Dava İİK 277 ve devamı maddeleri gereğince açılmış tasarrufun iptali istemine ilişkindir. İİK.nun 282. maddesi gereğince iptal davaları borçlu ve borçlu ile hukuki muamelede bulunan veya borçlu tarafından kendilerine ödeme yapılan kimseler ile bunların mirasçıları aleyhine açılır. Ayrıca, kötü niyetli üçüncü şahıslar hakkında da iptal davası açılabilir.
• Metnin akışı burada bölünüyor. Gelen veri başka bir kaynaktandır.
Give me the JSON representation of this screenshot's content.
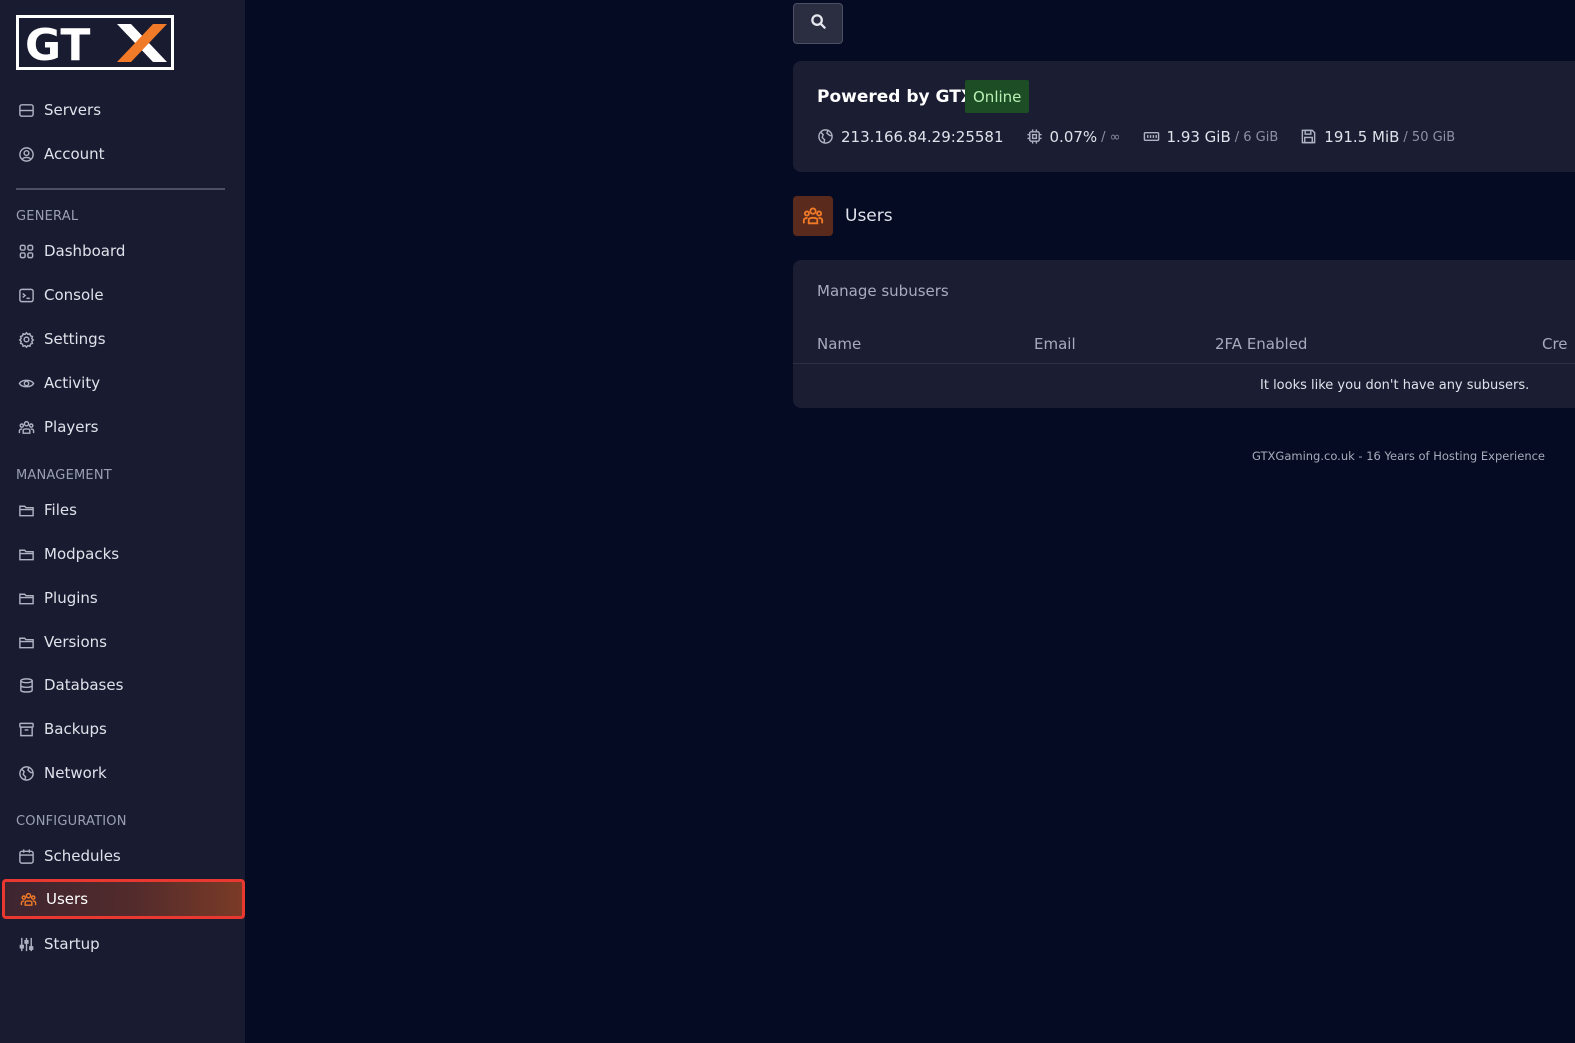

Somut olayda, borçlu ..."ın dava sırasında 02.07.2014 tarihinde vefat ettiği, kanuni mirasçıları ..., ... ve ..."ın ... Sulh Hukuk Mahkemesi"nin 2014/ 384 E- 370 K sayılı dosyası ile borçlunun mirasını reddettikleri anlaşılmıştır O halde M.K. 605 ve devamı maddeleri uyarınca zorunlu hasım olan borçlunun en yakın mirasçıları mirası reddettiğinden terekesinin iflas hükümlerine göre tasfiyesini sağlamak üzerea mahallin Sulh Hukuk Hakimine durum bildirilerek mirasın iflas hükümlerine göre tasfiyesi sağlanmalı, anılan mahkemece mirası reddedilen borçlu terekesi için atanacak ve yetkilendirilecek bir temsilci huzuru ile davaya devam olunmalıdır. Mirasın tasfiyesi işlemleri talebe bağlı işlemler olmayıp mirasın reddedilmesinin anlaşılması ile res"en yapılması gereken işlemlerdendir. O halde yukarıda açıklanan yöntemle ölü borçlunun davada temsili sağlanarak husumet sorununun çözümlenmesi ve sonucuna göre karar verilmesi gerekirken taraf teşkili sağlanmadan kurulan hüküm doğru görülmemiştir. (HGK"nun 3.7.2002, 15/572-577; 29.1.1975 ve 1682-100; ... 2.Hukuk Dairesinin 27.1.1995 gün ve 1995/13145, 1995/947 sayılı ilamları da aynı doğrultudadır)
SONUÇ: Yukarıda açıklanan nedenlerle davacı vekilinin temyiz itirazlarının kabulü ile hükmün BOZULMASINA, bozma nedenine göre sair temyiz itirazlarının şimdilik incelenmesine yer olmadığına, peşin alınan harcın istek halinde temyiz eden davacıya geri verilmesine, 22/11/2017 gününde oybirliğiyle karar verildi.